I periti della difesa contestano la perizia psichiatrica, affermando che tutti i disturbi di Gianfranco Stevanin siano da ricondurre a un incidente di moto che quasi gli costò la vita (rimase in coma un mese e venne sottoposto a una serie di interventi chirurgici). Stevanin si presenta alle sedute con la testa rasata per mostrare l'evidente cicatrice.

Le sentenze

La prima sentenza della Corte d'Assise di Verona, il 28 gennaio 1998, condanna Gianfranco Stevanin all'ergastolo, di cui tre anni in totale isolamento diurno. Il 7 luglio 1999 la Corte d'assise d'appello di Venezia assolve l'imputato dall'accusa di omicidio, perché incapace di intendere e di volere, e lo condanna a 10 anni e mezzo per occultamento e vilipendio di cadavere. La prima sezione della Corte di Cassazione di Roma annulla poi per «illogica motivazione» la sentenza, rinviando a una nuova sezione di appello il riesame del caso. La sentenza definitiva arriva il 23 marzo 2001: la Corte d'appello di Venezia dichiara che Gianfranco Stevanin è in grado di intendere e di volere: automaticamente confermata la condanna all'ergastolo. Anche la Corte di cassazione conferma l'ergastolo, respingendo le istanze della difesa.

È stato rinchiuso nel carcere di Sulmona, in Abruzzo, e successivamente trasferito al carcere di Opera, infine a quello di Bollate, dove sta scontando la pena.

Il 1. settembre 2010 dichiara alla stampa di non ricordare niente degli omicidi e afferma l'intenzione di diventare frate francescano laico a causa anche della morte della madre, emulando così il caso avvenuto settant'anni prima, quando a diventare francescano fu Alessandro Serenelli, assassino di santa Maria Goretti.

Vuole uscire di prigione

Nel 2021 l’équipe del carcere di Bollate (Milano) viene chiamata a valutare il percorso e i progressi di Stevanin, nella prospettiva che possa essergli concesso di uscire di prigione, anche per brevi periodi. A 33 anni di distanza dall’inizio degli omicidi, e a 27 dal suo arresto, l'équipe dichiara che il «mostro» è ancora pericoloso e, se uscisse di prigione, potrebbe tornare a colpire.  «È il piacere deliberatamente e volontariamente ricercato da Stevanin ogni volta dopo il delitto, a scapito della sofferenza altrui, l’elemento che ancora non fa presupporre che in futuro il detenuto, una volta libero, non si astenga dal mettere in atto nuovamente queste condotte, per provare il piacere di un tempo tramite atti di sadismo sessuale».

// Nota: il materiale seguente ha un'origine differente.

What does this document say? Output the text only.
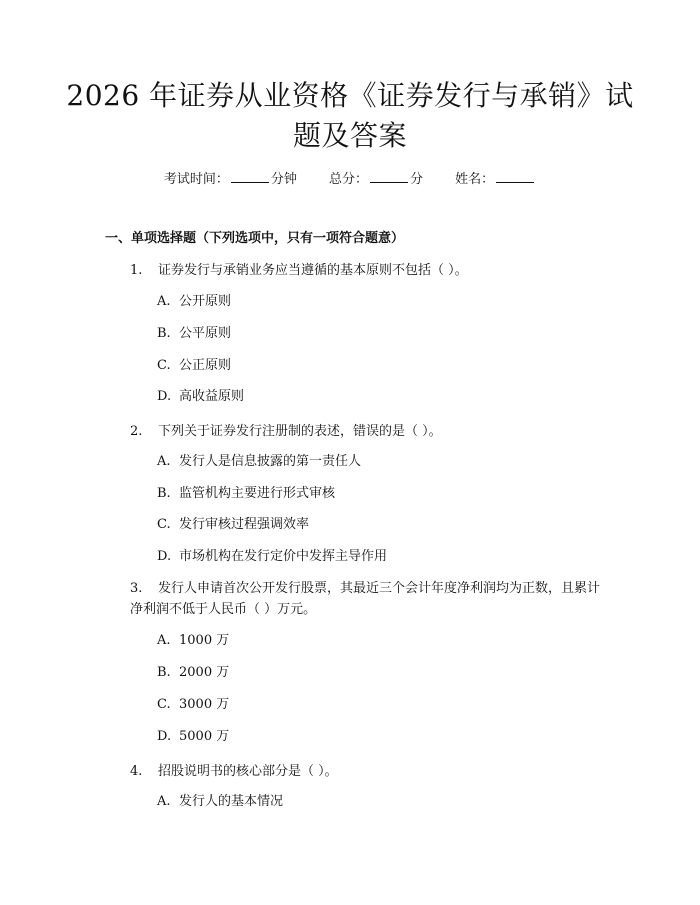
2026 年证券从业资格《证券发行与承销》试
题及答案
考试时间：	分钟 总分：	分 姓名：
一、单项选择题（下列选项中，只有一项符合题意）
1. 证券发行与承销业务应当遵循的基本原则不包括（ ）。
A. 公开原则
B. 公平原则
C. 公正原则
D. 高收益原则
2. 下列关于证券发行注册制的表述，错误的是（ ）。
A. 发行人是信息披露的第一责任人
B. 监管机构主要进行形式审核
C. 发行审核过程强调效率
D. 市场机构在发行定价中发挥主导作用
3. 发行人申请首次公开发行股票，其最近三个会计年度净利润均为正数，且累计净利润不低于人民币（ ）万元。
A. 1000 万
B. 2000 万
C. 3000 万
D. 5000 万
4. 招股说明书的核心部分是（ ）。
A. 发行人的基本情况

In carcere studia informatica, fa il volontario in biblioteca ed è stato nominato «delegato di piano» (in pratica fa da mediatore nei rapporti tra detenuti). Dal 2017 ha però subito due «sanzioni». La prima perché, durante un colloquio con la ventenne che da tempo definisce «fidanzata», l’avrebbe accarezzata nelle parti intime; la seconda perché nella sua cella è stato trovato del materiale sottratto in altri locali. È per costruire una relazione con quella giovane donna che Stevanin chiede di uscire di prigione. Ma chi deve giudicarlo decide che non sono stati raggiunti dei risultati che possano assicurare una tenuta all’esterno, neanche per brevi periodi.

Oggi

Oggi Gianfranco Stevanin ha 62 anni e sta scontando l’ergastolo. Si descrive come un detenuto modello, sostiene perfino di aver valutato l’idea di farsi frate. Dal carcere di Bollate ripete: «Sono cambiato, e voglio uscire di prigione». Il difensore, l’avvocato Francesco D’Andria, crede alla sua redenzione, al punto che in questi giorni ha affidato l’incarico per una nuova consulenza allo psichiatra Alessandro Meluzzi, lo stesso che si occupò del caso di Rudy Guede, si legge sul Corriere del Veneto. La speranza di Stevanin è che la consulenza psichiatrica gli sia favorevole e basti a ribaltare le conclusioni alle quali giunse l’équipe della Casa di reclusione di Milano. «Stevanin non è un mostro ma un essere umano – dichiara l’avvocato D’Andria – e, se gli psichiatri confermeranno che non è più pericoloso, merita di ottenere i primi permessi premio per uscire dal carcere».